O Cálculo Renal (Pedra nos Rins), ou ainda Litíase Urinária, acomete 10% da população, principalmente em Hipertensos ou diabéticos, obesos, sendo que 25% têm história familiar. Acomete principalmente indivíduos entre quarta e sexta décadas de vida.

Há ainda uma variabilidade geográfica notável, com maior prevalência em localidades de clima mais quente.

O mecanismo de formação da calculose renal é complexo, passando por mecanismos hormonais, intrínsecos do rim e dietéticos.

Os cálculos renais, na maioria das vezes, são assintomáticos, podendo passar desapercebidos por longos períodos. No entanto, quando os cálculos migram para o ureter (canal que leva urina do rim a bexiga), passam a obstruir a drenagem urinaria, podendo causar dores importantes (cólica renal). Outros sintomas associados podem ser citados, como náuseas ou vômitos, febre, desejo frequente de urinar, sangue na urina. 

No que tange ao tratamento, devemos individualizar com base na localização dos cálculos. Cálculos presentes nos rins devem ser tratados se sintomáticos (dor ou infecção urinaria) ou se maiores que 1 cm. O tipo de cirurgia depende do tamanho, podendo ser realizada desde fragmentação a laser, procedimento percutâneo, laparoscópico ou com auxílio da plataforma robótica. Nos casos que as pedras se encontram no ureter, a abordagem dependera do tamanho e localização do cálculo ureteral, bem como da avaliação laboratorial da função renal, presença de sinais infecciosos, dor controlada com medicação oral. A depender destes critérios, procedemos com terapia medicamentosa expulsiva, com intuito de dilatar o canal e elimina o cálculo ou tratamento cirúrgico por meio de fragmentação a laser (procedimento endoscópico, por neurologia, minimamente invasivo).

 

Importante sabermos:

  • O acúmulo de cálculo renal pode predispor infecção urinaria ou ser abrigo de bactérias uropatogênicas.

  • A chance de insuficiência renal crônica é 2 vezes maior em indivíduos com pedra nos rins, sendo que 3% irão para terapia dialítica.

 

Quem teve um episódio de cólica renal pode ter novamente!! As taxas de recorrências são tão altas quanto 15% em um ano, 35% em 5 anos e 50-85% em 10 anos.

Logo, após tratarmos o quadro agudo de dor / cólica, importante focarmos na prevenção. 

 

A formação dos cálculos renais está intimamente conectada com o hábito alimentar, sendo que a recorrência em 10 anos pode reduzir em até 5 vezes se medidas simples forem adotadas, como alterações alimentares:

  •  Beber água suficiente para urinar 2 a 3 litros ao dia;

  • Aumente o consumo de sucos cítricos (naturais, sobretudo laranja e limão);

  • Evite suplementação de vitamina C com doses superiores a 1 grama ao dia

  • Diminuir o consumo de sal. Vale a pena lembrar da presença do sal em enlatados (sardinha, atum), embutidos (presunto, apresuntado), temperos industrializados, molhos tipo shoyo, “salgadinhos”. Alto consumo de sódio eleva risco de recorrência de cálculo renal de 11% para 61%.

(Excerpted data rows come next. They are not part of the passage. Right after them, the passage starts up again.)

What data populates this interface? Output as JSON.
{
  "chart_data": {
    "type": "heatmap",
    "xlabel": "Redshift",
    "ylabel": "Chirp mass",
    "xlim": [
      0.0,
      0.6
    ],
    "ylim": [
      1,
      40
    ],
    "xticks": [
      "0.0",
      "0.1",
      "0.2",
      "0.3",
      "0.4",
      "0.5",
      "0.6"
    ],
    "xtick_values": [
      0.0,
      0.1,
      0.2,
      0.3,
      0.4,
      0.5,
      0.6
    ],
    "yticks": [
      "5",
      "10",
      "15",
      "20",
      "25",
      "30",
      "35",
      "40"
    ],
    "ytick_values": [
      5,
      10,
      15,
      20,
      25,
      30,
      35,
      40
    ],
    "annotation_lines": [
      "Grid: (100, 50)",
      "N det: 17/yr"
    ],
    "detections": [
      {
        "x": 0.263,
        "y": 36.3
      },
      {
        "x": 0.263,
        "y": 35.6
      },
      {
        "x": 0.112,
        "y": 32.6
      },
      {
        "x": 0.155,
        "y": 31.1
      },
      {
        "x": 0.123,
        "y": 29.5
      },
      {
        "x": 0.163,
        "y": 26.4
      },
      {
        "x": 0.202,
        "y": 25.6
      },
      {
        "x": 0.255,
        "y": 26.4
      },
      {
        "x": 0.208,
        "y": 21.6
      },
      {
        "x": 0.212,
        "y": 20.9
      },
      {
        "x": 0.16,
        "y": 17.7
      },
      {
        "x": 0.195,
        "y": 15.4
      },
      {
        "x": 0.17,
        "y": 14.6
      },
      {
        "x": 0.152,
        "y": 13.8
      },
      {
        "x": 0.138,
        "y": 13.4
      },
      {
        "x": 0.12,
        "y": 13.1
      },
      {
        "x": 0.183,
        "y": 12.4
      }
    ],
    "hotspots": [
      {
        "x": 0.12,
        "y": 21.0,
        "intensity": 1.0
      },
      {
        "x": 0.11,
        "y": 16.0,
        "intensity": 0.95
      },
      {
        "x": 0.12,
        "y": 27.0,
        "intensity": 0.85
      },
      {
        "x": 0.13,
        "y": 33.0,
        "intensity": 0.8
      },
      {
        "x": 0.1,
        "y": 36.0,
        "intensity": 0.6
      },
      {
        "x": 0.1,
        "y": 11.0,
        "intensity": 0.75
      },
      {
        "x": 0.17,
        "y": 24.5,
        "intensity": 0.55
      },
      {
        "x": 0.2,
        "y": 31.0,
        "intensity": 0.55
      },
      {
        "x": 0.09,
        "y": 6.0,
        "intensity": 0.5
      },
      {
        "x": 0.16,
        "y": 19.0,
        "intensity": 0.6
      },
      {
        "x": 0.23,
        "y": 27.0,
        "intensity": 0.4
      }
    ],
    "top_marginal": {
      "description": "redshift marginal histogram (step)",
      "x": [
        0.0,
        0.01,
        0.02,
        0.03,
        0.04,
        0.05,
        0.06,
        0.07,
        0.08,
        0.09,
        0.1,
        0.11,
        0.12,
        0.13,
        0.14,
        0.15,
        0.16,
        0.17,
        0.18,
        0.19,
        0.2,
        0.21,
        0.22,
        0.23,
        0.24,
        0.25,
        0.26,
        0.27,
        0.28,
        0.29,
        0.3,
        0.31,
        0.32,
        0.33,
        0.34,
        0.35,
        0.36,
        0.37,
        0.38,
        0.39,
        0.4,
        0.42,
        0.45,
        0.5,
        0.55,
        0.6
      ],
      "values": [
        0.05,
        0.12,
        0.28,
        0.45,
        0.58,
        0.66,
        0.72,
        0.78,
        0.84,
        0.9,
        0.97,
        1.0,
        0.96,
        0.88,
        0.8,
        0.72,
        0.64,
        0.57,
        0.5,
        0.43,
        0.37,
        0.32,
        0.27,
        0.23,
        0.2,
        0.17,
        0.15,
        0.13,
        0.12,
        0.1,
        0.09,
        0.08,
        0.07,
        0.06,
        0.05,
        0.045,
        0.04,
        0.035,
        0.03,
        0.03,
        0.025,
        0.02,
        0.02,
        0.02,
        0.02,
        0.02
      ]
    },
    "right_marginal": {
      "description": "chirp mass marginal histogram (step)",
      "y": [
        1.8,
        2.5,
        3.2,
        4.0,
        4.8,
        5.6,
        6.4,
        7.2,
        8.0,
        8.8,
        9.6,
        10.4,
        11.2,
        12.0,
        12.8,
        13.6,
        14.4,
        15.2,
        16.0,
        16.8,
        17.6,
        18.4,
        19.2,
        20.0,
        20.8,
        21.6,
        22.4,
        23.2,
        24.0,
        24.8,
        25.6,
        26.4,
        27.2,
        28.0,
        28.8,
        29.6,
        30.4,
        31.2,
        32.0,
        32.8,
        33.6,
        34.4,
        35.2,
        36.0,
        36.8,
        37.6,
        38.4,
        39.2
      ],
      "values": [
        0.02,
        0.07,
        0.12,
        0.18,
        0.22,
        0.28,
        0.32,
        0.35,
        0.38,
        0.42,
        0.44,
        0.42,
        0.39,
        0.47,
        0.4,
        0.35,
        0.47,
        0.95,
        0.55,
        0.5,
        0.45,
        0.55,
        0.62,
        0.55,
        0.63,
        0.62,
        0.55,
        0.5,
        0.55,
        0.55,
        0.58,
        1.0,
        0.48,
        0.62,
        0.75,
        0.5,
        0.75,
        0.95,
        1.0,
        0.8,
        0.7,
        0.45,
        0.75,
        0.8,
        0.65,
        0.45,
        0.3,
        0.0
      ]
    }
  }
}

  • Diminuir o consumo de proteínas de origem animal (carnes brancas, vermelhas e peixes). Recomendação é o consumo de até 1 grama de carne por quilo de peso ao dia.

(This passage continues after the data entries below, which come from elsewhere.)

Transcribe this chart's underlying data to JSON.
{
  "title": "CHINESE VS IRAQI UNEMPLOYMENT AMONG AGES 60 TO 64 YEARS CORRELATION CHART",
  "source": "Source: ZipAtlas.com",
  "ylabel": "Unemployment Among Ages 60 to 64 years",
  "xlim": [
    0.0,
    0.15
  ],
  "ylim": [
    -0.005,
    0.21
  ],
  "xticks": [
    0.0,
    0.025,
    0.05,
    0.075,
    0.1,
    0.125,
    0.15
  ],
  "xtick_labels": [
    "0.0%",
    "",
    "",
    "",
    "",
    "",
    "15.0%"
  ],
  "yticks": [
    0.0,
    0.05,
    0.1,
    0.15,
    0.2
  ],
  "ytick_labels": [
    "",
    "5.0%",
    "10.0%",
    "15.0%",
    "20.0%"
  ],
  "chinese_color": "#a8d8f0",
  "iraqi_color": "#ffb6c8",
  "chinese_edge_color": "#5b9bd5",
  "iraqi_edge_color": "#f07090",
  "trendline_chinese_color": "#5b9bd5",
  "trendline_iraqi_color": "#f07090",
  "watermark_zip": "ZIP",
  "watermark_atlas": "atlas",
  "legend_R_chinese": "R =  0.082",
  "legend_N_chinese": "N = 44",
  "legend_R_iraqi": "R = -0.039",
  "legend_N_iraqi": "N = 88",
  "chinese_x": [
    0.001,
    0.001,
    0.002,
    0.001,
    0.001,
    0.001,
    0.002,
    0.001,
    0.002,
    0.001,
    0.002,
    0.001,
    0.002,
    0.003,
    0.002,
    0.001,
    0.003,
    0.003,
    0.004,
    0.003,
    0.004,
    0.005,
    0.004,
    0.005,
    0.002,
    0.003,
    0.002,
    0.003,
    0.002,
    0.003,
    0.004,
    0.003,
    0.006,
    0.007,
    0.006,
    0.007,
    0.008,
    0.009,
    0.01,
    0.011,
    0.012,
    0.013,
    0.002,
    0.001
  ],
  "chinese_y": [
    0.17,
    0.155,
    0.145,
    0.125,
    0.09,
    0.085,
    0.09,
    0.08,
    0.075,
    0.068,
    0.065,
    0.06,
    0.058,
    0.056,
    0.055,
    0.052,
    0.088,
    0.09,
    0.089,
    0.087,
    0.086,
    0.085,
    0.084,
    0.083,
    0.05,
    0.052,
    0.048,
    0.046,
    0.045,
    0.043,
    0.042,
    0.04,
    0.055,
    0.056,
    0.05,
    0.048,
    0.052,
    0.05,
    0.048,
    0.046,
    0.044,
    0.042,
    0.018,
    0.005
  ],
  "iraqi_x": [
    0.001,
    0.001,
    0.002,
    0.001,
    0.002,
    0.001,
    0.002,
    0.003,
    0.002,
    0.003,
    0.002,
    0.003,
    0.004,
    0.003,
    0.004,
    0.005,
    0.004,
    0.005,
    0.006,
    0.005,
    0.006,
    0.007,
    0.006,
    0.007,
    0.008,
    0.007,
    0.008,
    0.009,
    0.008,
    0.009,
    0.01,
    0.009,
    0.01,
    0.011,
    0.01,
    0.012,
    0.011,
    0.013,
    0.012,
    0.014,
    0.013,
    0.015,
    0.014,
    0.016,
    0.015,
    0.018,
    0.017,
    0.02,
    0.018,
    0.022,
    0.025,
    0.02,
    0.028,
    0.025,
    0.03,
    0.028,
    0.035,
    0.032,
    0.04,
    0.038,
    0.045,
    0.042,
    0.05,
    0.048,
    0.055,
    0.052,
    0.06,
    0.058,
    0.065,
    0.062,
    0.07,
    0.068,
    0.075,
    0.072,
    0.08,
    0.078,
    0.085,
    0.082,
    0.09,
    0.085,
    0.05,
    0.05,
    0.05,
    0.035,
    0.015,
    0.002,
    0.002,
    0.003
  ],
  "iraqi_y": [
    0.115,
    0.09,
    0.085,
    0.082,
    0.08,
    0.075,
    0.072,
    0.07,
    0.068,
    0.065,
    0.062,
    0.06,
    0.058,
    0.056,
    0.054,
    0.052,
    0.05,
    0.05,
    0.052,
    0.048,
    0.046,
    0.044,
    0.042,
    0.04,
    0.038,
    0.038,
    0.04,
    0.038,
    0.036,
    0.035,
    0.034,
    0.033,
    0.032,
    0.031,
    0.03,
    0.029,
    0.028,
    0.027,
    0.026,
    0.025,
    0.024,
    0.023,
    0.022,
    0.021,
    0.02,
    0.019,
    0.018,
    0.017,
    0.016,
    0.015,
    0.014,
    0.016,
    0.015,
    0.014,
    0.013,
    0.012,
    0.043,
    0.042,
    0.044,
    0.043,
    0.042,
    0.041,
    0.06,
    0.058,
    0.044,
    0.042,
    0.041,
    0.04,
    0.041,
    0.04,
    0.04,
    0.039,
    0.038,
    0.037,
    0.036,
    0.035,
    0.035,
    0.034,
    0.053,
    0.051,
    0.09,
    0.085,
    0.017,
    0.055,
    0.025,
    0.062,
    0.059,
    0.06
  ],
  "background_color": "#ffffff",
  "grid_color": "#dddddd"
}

  • Reduza o consumo de alimentos ricos em oxalato (café, chá preto, cacau/chocolate, espinafre, nozes).

  • Não é recomendado dieta pobre em cálcio

  • Aumente consumo de fibras e vegetais (eleva excreção urinaria de inibidores de formação dos cálculos)

  • Evite refrigerantes, principalmente a base de cola.

Outras medidas importantes remetem a análise do cálculo ou ainda, analise metabólica.